Unter den Begriff Ehrverletzungen fallen alle Handlungen und Äußerungen, die geeignet sind, das Ansehen und die soziale Wertschätzung des Betroffenen durch Geringschätzung, Vorwurf einer niedrigen Gesinnung, üble Nachrede, Verspottung oder Beschimpfung herabzusetzen und auf diese Weise das Ehrgefühl des Betroffenen, wenn er davon erfährt, zu verletzen. Die Ehrenbeleidigung muss objektiv geeignet sein, im erheblichen Maße ehrverletzend zu wirken und muss im konkreten Fall diese Wirkung auch hervorgerufen haben (vgl OGH 19. 12. 2002, 8 ObA 221/02m, ARD 5403/11/2003). Entscheidend ist, ob die Ehrenbeleidigung nach ihrer Art und nach den Umständen, unter denen sie erfolgt, von einem Menschen mit normalen Ehrgefühl nicht anders als mit dem Abbruch der Beziehungen beantwortet werden kann (vgl OGH 14. 11. 2001, 9 ObA 269/01a, ARD 5323/38/2002).

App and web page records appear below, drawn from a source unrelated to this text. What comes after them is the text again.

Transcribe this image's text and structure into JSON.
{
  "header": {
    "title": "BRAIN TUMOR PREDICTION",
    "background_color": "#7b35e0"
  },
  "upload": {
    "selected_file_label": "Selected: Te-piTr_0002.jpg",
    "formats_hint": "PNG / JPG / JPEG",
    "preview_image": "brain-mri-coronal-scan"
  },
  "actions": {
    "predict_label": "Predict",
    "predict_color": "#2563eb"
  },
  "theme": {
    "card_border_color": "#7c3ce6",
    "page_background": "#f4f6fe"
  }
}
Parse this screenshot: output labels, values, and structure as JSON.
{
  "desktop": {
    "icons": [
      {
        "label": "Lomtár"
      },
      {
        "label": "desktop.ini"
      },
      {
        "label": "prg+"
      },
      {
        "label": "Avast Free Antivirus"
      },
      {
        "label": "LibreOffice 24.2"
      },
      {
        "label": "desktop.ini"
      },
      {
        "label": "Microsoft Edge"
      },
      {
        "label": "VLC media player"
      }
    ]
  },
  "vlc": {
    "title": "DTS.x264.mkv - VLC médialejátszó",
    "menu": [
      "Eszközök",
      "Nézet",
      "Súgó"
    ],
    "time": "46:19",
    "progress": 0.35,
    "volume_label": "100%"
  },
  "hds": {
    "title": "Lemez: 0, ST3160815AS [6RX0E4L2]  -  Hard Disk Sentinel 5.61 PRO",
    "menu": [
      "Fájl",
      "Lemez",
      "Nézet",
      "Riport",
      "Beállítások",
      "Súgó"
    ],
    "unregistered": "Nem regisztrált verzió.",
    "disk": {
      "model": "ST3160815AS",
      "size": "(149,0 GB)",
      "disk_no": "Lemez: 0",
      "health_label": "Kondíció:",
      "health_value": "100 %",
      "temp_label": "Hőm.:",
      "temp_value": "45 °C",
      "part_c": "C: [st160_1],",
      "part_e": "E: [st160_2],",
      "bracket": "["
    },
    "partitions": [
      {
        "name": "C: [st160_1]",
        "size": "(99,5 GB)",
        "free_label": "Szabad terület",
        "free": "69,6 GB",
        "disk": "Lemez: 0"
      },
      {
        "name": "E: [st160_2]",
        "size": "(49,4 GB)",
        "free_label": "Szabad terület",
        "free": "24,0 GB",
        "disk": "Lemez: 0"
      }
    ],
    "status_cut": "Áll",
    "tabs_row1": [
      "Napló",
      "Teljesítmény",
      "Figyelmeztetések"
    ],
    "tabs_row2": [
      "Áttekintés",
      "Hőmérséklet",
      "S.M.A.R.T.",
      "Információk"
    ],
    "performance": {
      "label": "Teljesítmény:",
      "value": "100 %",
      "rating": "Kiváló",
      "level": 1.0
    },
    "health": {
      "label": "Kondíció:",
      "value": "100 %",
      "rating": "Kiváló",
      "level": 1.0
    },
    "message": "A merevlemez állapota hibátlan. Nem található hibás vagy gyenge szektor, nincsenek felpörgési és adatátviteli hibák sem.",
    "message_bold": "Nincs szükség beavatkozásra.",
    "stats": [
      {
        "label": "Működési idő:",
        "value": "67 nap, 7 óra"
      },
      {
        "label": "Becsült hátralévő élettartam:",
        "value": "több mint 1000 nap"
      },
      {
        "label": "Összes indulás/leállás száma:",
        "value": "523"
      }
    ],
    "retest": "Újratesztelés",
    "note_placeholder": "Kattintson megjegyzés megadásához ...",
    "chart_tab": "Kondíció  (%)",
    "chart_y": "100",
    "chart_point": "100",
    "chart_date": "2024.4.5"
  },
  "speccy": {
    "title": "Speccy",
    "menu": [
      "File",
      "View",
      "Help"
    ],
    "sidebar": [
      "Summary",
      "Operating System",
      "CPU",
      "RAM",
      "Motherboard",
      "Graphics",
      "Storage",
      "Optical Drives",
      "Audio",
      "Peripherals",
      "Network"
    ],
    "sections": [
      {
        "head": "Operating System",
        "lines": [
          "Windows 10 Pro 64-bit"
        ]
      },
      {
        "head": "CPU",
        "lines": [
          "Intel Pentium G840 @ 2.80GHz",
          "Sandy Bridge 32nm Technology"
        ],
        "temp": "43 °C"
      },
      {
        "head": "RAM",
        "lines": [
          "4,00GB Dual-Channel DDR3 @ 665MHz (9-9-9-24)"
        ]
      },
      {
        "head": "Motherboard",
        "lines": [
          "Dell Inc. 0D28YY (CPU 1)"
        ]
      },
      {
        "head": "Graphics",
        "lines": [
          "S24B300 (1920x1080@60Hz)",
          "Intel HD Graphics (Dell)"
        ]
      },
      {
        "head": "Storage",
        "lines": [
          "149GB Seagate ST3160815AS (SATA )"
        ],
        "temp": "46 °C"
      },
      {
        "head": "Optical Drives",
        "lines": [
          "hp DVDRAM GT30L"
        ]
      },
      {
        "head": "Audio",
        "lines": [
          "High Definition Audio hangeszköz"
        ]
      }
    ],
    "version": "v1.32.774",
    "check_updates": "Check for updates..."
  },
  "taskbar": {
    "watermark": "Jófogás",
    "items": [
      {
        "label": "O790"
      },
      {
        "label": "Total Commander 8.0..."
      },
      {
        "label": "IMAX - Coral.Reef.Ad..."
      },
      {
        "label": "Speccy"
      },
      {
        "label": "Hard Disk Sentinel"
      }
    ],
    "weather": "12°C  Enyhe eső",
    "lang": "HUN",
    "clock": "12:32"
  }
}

Erhebliche Ehrverletzungen verlieren nach der Rechtsprechung nur dann den Charakter eines Entlassungsgrundes, wenn die Umstände des Falls die Beleidigung als noch entschuldbar erscheinen lassen. Dies ist etwa dann der Fall, wenn die Ehrverletzung des Dienstnehmers infolge einer Provokation durch unangemessenes, unmittelbar vorhergehendes Verhalten des Dienstgebers erfolgte oder ganz allgemein die vom Dienstnehmer begangene Ehrverletzung als situationsbedingt entschuldbare Fehlreaktion zu werten ist. In diesen Fällen einer verständlichen Erregung oder Entrüstung ist die Schuldintensität derart gering, dass dem Dienstgeber eine Weiterbeschäftigung des Dienstnehmers zumutbar ist (vgl OGH 26. 2. 2014, 9 ObA 21/14z, ARD 6395/15/2014).

Kein Freibrief für persönliche Beleidigungen

Nach diesen Grundsätzen der Rechtsprechung hat der Kläger durch seine Einträge auf dem „Wunschzettel an das Christkind“ den Entlassungsgrund der erheblichen Ehrverletzung verwirklicht. Sich vom „Christkind“ den Tod oder die Tötung zweier namentlich genannter Vorgesetzter zu wünschen, hatte mit einer noch sozialadäquaten Darlegung der Unzufriedenheit mit einer bestimmten beruflichen Situation nichts zu tun, sondern war nur kränkend und herabwürdigend, wozu die ebenfalls beleidigende, nicht näher substantiierte Aufforderung kam, das Lügen, Betrügen und Diskriminieren zu beenden. Diese schriftlichen Äußerungen des Klägers waren objektiv geeignet, in erheblichem Maße ehrverletzend zu wirken. Dass die Äußerungen auf die angesprochenen Vorgesetzten des Klägers im Besonderen und den Arbeitgeber im Allgemeinen auch diese Wirkung hervorgerufen haben, bestätigt nicht nur die unmittelbar nach Bekanntwerden des Vorfalls ausgesprochene Entlassung des Klägers, sondern auch die sofortige Strafanzeige gegen den Kläger.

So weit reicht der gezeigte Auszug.